Tue, Feb 03, 2004 - Page 10 News List

Smartphones put PDA makers in a pickle

MARKET ANALYSIS With demand for PDAs shrinking, domestic manufacturers are focusing on making devices that combine the features of both PDAs and cellphones

By Lisa Wang  /  STAFF REPORTER

The nation's personal digit assistant (PDA) contract makers will not feel immediate damage from shrinking demand for the handheld devices in face of the threat from smartphones, analysts said yesterday.

The analysts were responding to a Gartner Inc report showing lower PDA shipments last year.

Global PDA shipments declined 5.3 percent to 11.5 million units last year from the previous year due to the impact of smartphones and advanced phones, Gartner Inc said in a statement released over the weekend.

"I don't expect to see a quick impact," said Yang Hui-an (楊惠安), an analyst at the Market Intelligence Center (MIC, 市場情報中心).

"Some PDA makers did convert some of their manufacturing facilities for smartphones, but Taiwanese makers will be able to maintain their global market share in the short term, despite the dismal outlook for PDAs," she added.

With increased orders from international vendors, Taiwanese PDA manufacturers are expected to see that global market share grew around 20 percent last year from the previous year to around 54.6 percent, with 6.3 million units shipped during the period. That would represent an increase of 52.9-percent year on year, according to Yang's report released last Thursday.

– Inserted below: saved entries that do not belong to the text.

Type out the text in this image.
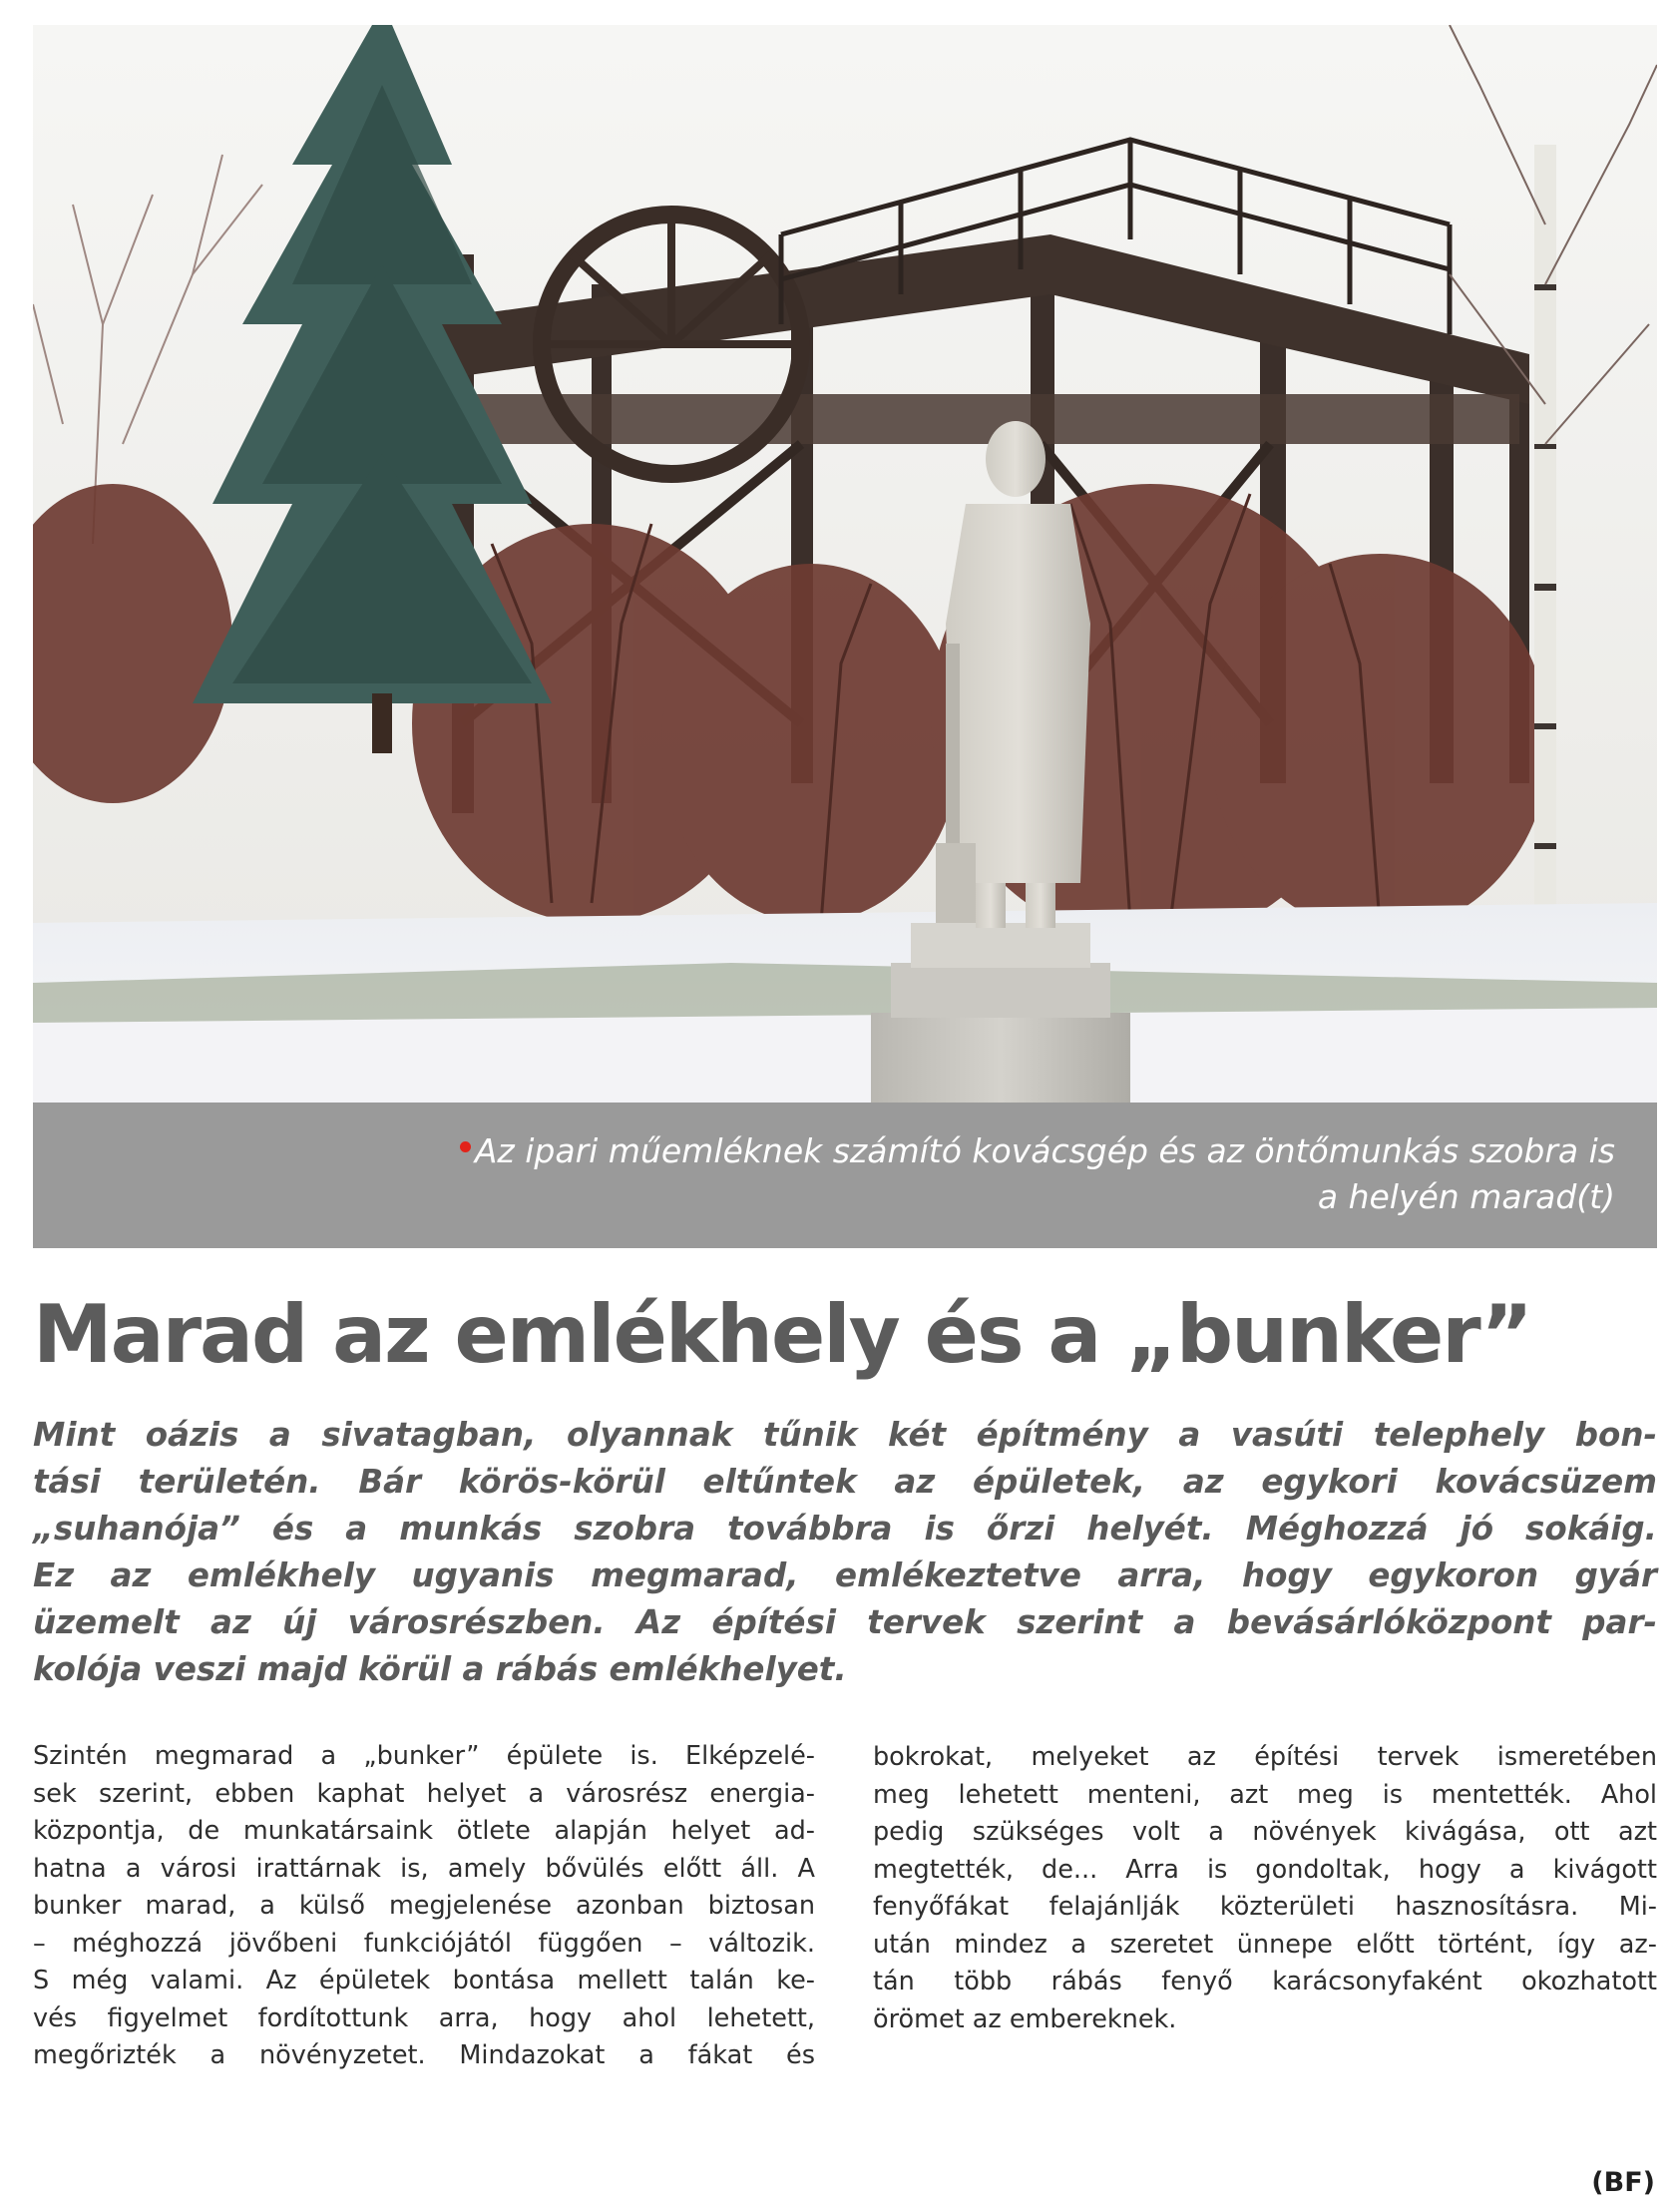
Az ipari műemléknek számító kovácsgép és az öntőmunkás szobra is
a helyén marad(t)
Marad az emlékhely és a „bunker”
Mint oázis a sivatagban, olyannak tűnik két építmény a vasúti telephely bon-
tási területén. Bár körös-körül eltűntek az épületek, az egykori kovácsüzem
„suhanója” és a munkás szobra továbbra is őrzi helyét. Méghozzá jó sokáig.
Ez az emlékhely ugyanis megmarad, emlékeztetve arra, hogy egykoron gyár
üzemelt az új városrészben. Az építési tervek szerint a bevásárlóközpont par-
kolója veszi majd körül a rábás emlékhelyet.
Szintén megmarad a „bunker” épülete is. Elképzelé-
sek szerint, ebben kaphat helyet a városrész energia-
központja, de munkatársaink ötlete alapján helyet ad-
hatna a városi irattárnak is, amely bővülés előtt áll. A
bunker marad, a külső megjelenése azonban biztosan
– méghozzá jövőbeni funkciójától függően – változik.
S még valami. Az épületek bontása mellett talán ke-
vés figyelmet fordítottunk arra, hogy ahol lehetett,
megőrizték a növényzetet. Mindazokat a fákat és
bokrokat, melyeket az építési tervek ismeretében
meg lehetett menteni, azt meg is mentették. Ahol
pedig szükséges volt a növények kivágása, ott azt
megtették, de... Arra is gondoltak, hogy a kivágott
fenyőfákat felajánlják közterületi hasznosításra. Mi-
után mindez a szeretet ünnepe előtt történt, így az-
tán több rábás fenyő karácsonyfaként okozhatott
örömet az embereknek.
(BF)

Though the PDA market is shrinking, the demand for handheld devices that combine some of the functions of PDAs, such as personal information management, with cellphone service is growing, said Roger Lin (林峻毅), an analyst at Pacific Securities Co (太平洋證券).

That will give domestic PDA manufacturers an advantage in switching to that area as most manufacturers are capable of producing such devices no matter what they are called, Lin said.

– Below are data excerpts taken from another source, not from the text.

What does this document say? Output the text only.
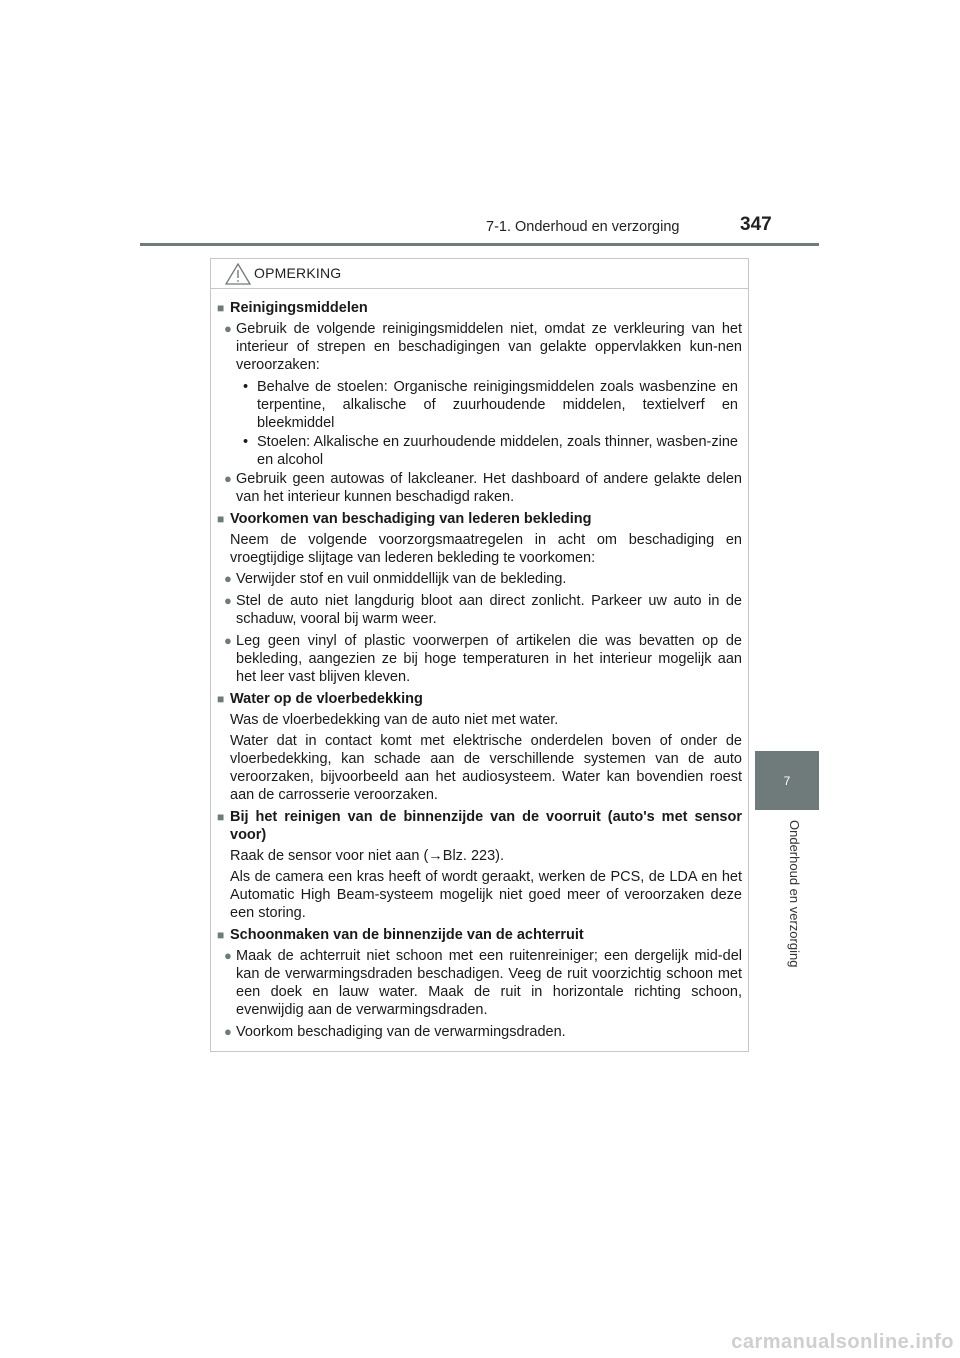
7-1. Onderhoud en verzorging	347
7
Onderhoud en verzorging
OPMERKING
■
Reinigingsmiddelen
●
Gebruik de volgende reinigingsmiddelen niet, omdat ze verkleuring van het interieur of strepen en beschadigingen van gelakte oppervlakken kun-nen veroorzaken:
•
Behalve de stoelen: Organische reinigingsmiddelen zoals wasbenzine en terpentine, alkalische of zuurhoudende middelen, textielverf en bleekmiddel
•
Stoelen: Alkalische en zuurhoudende middelen, zoals thinner, wasben-zine en alcohol
●
Gebruik geen autowas of lakcleaner. Het dashboard of andere gelakte delen van het interieur kunnen beschadigd raken.
■
Voorkomen van beschadiging van lederen bekleding
Neem de volgende voorzorgsmaatregelen in acht om beschadiging en vroegtijdige slijtage van lederen bekleding te voorkomen:
●
Verwijder stof en vuil onmiddellijk van de bekleding.
●
Stel de auto niet langdurig bloot aan direct zonlicht. Parkeer uw auto in de schaduw, vooral bij warm weer.
●
Leg geen vinyl of plastic voorwerpen of artikelen die was bevatten op de bekleding, aangezien ze bij hoge temperaturen in het interieur mogelijk aan het leer vast blijven kleven.
■
Water op de vloerbedekking
Was de vloerbedekking van de auto niet met water.
Water dat in contact komt met elektrische onderdelen boven of onder de vloerbedekking, kan schade aan de verschillende systemen van de auto veroorzaken, bijvoorbeeld aan het audiosysteem. Water kan bovendien roest aan de carrosserie veroorzaken.
■
Bij het reinigen van de binnenzijde van de voorruit (auto's met sensor voor)
Raak de sensor voor niet aan (→Blz. 223).
Als de camera een kras heeft of wordt geraakt, werken de PCS, de LDA en het Automatic High Beam-systeem mogelijk niet goed meer of veroorzaken deze een storing.
■
Schoonmaken van de binnenzijde van de achterruit
●
Maak de achterruit niet schoon met een ruitenreiniger; een dergelijk mid-del kan de verwarmingsdraden beschadigen. Veeg de ruit voorzichtig schoon met een doek en lauw water. Maak de ruit in horizontale richting schoon, evenwijdig aan de verwarmingsdraden.
●
Voorkom beschadiging van de verwarmingsdraden.
carmanualsonline.info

"I'm not pessimistic about the outlook for local PDA makers," he said.

Motorola Inc's V-series smartphones, made by Taiwan's Compal Electronics Corp (仁寶) and its affiliate Compal Communications Inc (華寶通訊), are actually like PDAs, according to Lin. "V-series smartphones are powered by PDA operating systems, but with additional voice functions," he said.

Peggy Chang (張意珮), an analyst specializing in the smartphone industry at market researcher Topology Research Institute (拓墣產業研究所), disagreed with Yang and Lin.

"Smartphones will significantly eat into the PDA market due to the lack of new functions developed by PDA vendors, which will force local companies to extend business to other areas," Chang said.

Some handsets such as Sony Ericsson's P800 offer complete personal information management functions similar to a PDA's and can serve as an option for those who do not like PDAs, she said.

"That has reflected on local PDA original-equipment-manufacturing companies' revenue," Chang said.

High Tech Computer Corp (宏達電子), Taiwan's largest PDA maker, hopes its smartphone business can increase its sales contribution to around 40 percent this year, she said.

Global smartphone shipments are expected to jump to around 27.59 million units this year and surge to 80.6 million in 2006, according to Topology.